It's never easy having to tell your customers that you're raising your prices. In fact, it can be downright nerve-wracking. You know that you need to do it, but you're not sure how your customers will react. Will they understand? Will they be angry? Will they walk away from your business altogether?
We may be confident when setting our prices, but we buckle under pressure when it comes to effectively communicating our prices, especially when we have to communicate an increase. Below are three tips to make the process easier for yourself and reduce the chances of negative reactions from your customers.
The first way to confidently communicate a price increase is to be clear about why you're doing it. If your prices have remained the same for a long time, customers may be more understanding if you need to raise them. On the other hand, if you've only been in business for a short time or recently raised your prices, they may be less understanding. Be prepared to explain why you're raising your prices and what it will allow you to do for your customers (e.g., improve product quality, offer better customer service, etc.).
The second way to confidently communicate a price increase is to give your customers advance notice. This will give them time to budget for the price increase and make any necessary adjustments to their own spending. It will also give them time to compare your prices to those of your competitors and decide whether they're still willing to do business with you. Pay close attention to what you have committed to in your contract with regard to communicating changes in your contract so you are operating within the bounds of your commitment.
The third way to confidently communicate a price increase is to be open to negotiation. In some cases, customers may be willing to accept a price increase if they feel like they're getting something of value in return. For example, you could offer a discount on future purchases or throw in some extra services for free. If you're not open to negotiation, however, be prepared to stand your ground and explain why the price increase is necessary.

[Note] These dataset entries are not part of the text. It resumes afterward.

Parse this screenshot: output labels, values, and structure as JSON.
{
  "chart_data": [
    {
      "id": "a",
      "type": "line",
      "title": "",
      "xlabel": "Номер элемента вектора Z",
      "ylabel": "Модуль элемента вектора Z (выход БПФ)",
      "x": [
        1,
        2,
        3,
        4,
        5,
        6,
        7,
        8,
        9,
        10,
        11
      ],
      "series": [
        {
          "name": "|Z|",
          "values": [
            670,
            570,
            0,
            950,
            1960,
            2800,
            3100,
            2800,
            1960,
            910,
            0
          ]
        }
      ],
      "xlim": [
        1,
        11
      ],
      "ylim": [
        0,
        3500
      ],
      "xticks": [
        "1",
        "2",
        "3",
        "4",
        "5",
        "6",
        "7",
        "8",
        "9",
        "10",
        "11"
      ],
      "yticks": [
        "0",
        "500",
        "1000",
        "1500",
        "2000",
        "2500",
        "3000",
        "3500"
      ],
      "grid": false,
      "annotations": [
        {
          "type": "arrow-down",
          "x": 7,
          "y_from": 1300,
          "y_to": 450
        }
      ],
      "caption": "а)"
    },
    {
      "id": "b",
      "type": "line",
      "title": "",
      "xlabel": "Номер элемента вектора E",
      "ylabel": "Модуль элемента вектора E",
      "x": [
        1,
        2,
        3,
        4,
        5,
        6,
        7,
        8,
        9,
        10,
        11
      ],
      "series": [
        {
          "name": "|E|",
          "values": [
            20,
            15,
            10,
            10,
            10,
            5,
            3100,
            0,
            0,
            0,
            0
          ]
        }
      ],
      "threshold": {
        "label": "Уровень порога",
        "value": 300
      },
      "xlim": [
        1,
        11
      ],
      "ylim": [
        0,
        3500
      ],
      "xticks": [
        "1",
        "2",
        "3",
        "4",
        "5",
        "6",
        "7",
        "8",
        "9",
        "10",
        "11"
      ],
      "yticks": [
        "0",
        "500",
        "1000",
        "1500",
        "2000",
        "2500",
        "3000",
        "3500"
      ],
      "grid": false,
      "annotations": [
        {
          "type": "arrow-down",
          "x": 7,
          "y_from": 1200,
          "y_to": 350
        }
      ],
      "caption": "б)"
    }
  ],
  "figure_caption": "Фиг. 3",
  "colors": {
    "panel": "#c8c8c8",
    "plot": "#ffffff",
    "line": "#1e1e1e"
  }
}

When it comes to how to communicate, sometimes it makes sense to do it in person or face to face. Sometimes it warrants a call for courtesy and sometimes an email is sufficient. It depends on the magnitude of the price change and the relationship you have with the customer. Knowing you customers well will also help you anticipate reactions and manage expectations properly.
These are just a few tips to help you communicate a price increase confidently. By being clear about why you're doing it, giving your customers advance notice, and being open to negotiation, you can minimize the negative reactions and keep your business running smoothly. Good luck!